To calculate the focal distance, you need to measure the diameter (D) and the depth (d) of the dish. Measurements should be in like units (you can't use feet for the diameter and inches for depth). For this example, let's say we have a dish that is 120 inches in diameter (D) and 18 inches deep (d). Focal distance (f) equals the diameter squared (D x D) divided by 16 times the depth (16 x d) or:

D x D = 120 x 120 = 14400

16 x d = 16 x 18 = 288

D x D/16 x d = 14400/288 = 50

Therefore focal distance f = 50 inches

After you have calculated the focal distance (f), you can use that figure to calculate the f/D ratio of your dish. In this case, using the same diameter of (D) = 120; and the calculated focal distance (f) = 50

f / D = 50 / 120 = .416

f /D = .416

And round up to give a setting of .42

All of this information will be provided in the dish manufacturer’s instructions. It is important to read the directions and understand the type of equipment you are working with. Often times you will be working on a system that was previously installed.

Feedhorn Issues

Moisture is the enemy of microwave reception. Making sure the feedhorn and LNB's are protected and properly installed is very important to long-term, service-free performance of a C-Band TV system.

Make sure that all coaxial cable connections are crimped with a proper tool and treated to prevent moisture from entering the cable. Make sure you use the gaskets supplied with the LNB's to prevent moisture from entering the throat of the feedhorn. Also, check to be sure the plastic covering for the throat of the feedhorn is attached firmly to prevent both moisture and pests from entering the waveguide.

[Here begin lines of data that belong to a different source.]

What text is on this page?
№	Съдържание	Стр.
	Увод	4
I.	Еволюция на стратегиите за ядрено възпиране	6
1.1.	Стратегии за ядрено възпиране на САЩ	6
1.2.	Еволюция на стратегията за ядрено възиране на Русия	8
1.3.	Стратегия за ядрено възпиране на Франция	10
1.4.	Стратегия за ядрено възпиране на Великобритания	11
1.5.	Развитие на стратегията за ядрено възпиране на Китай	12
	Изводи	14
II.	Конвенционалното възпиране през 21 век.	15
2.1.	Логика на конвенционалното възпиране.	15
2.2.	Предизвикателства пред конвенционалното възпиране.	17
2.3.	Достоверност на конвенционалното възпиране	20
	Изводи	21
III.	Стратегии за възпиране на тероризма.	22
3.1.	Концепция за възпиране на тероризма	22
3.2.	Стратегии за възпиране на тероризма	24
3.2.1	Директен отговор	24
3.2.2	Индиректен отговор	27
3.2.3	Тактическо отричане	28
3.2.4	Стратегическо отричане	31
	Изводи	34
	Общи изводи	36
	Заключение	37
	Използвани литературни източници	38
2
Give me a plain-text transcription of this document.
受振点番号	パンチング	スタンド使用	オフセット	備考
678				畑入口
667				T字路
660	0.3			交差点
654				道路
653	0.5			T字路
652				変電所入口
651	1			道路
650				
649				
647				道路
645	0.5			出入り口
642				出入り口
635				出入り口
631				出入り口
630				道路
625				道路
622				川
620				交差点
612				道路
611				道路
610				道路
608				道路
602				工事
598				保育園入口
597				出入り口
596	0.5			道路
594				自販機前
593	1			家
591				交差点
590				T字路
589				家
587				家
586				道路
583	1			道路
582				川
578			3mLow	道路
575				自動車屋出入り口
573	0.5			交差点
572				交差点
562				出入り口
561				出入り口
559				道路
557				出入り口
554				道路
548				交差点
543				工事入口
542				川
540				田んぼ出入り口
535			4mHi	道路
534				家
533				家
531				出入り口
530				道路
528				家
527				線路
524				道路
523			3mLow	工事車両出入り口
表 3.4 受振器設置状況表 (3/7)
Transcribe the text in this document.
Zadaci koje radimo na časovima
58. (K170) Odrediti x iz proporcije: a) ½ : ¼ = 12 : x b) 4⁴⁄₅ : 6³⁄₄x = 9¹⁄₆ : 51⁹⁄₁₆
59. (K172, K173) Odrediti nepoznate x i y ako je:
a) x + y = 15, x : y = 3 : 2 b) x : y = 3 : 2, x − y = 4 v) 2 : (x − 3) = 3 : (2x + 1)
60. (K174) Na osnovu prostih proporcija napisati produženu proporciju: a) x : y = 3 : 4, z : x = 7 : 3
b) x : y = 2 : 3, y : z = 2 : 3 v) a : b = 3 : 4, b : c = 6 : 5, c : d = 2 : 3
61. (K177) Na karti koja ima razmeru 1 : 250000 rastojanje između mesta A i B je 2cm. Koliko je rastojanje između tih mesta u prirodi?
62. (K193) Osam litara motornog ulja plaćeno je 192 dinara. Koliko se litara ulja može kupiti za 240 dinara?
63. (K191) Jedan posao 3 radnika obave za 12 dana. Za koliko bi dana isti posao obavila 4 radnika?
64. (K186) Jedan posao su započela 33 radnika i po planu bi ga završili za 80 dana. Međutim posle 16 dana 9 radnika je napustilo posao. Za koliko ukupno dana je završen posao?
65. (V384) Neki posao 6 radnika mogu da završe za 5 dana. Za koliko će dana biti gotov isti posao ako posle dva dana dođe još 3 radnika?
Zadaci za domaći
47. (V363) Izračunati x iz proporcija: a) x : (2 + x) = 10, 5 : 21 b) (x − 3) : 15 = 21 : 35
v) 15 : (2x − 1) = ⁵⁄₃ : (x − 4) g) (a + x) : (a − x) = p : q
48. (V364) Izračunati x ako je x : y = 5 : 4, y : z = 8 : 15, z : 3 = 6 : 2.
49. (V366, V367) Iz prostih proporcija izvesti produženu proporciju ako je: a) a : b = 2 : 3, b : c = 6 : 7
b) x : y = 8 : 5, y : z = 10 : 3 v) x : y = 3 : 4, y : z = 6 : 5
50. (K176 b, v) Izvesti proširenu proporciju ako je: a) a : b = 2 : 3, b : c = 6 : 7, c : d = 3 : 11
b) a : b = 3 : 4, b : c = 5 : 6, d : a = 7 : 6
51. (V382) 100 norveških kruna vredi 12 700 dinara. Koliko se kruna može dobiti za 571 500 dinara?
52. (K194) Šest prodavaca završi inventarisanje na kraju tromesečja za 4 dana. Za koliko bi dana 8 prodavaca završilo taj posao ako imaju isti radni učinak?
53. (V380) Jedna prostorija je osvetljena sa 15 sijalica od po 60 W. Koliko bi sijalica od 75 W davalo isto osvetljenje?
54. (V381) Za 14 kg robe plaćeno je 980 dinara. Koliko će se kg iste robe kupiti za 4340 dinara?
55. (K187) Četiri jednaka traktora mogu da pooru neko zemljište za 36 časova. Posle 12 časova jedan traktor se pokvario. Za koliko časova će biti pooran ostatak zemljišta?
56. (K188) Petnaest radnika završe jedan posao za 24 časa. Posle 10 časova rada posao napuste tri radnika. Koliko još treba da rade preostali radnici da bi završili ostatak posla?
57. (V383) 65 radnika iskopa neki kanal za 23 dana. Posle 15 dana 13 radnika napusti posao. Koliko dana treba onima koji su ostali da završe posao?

Low Noise Block Amplifiers - The LNB

The LNB is the electronic device that mounts on the feedhorn and converts that golf-ball-sized globe of RF energy into an electrical signal the IRD (receiver) can understand and use. There are several kinds of LNB. There are LNBF’s that use voltage on the coaxial cable to switch from vertical to horizontal polarity. There are consumer grade LNB's that use an external servo motor to turn the probe and select polarity. And finally there are Digital or PLL (Phase Locked Loop) LNB's that are normally used on commercial installations. It is highly recommended that a PLL LNB be used on any high-quality TVRO installation, whether consumer or commercial.

The biggest difference between a normal LNB and a PLL LNB is the amount of frequency drift. No matter the type of LNB, don't get caught up in a numbers war. Many beginning installers think that a lower temperature LNB will always be better than a higher temperature LNB. This is not necessarily true. A PLL 25 degree LNB will almost always outperform a 17 degree consumer (standard grade) LNB.

Also, you cannot make up for poor dish alignment or installation with a better LNB or line amplifier. The dish needs to collect the signal and send it cleanly to the throat of the feedhorn. All the electronics in the world cannot help the picture if you are losing half your signal and sending loads of noise into the feedhorn. Use a good LNB, preferably a PLL LNB If it is to be commercial standard- but spend your time making sure the mechanics of the dish are up to snuff first.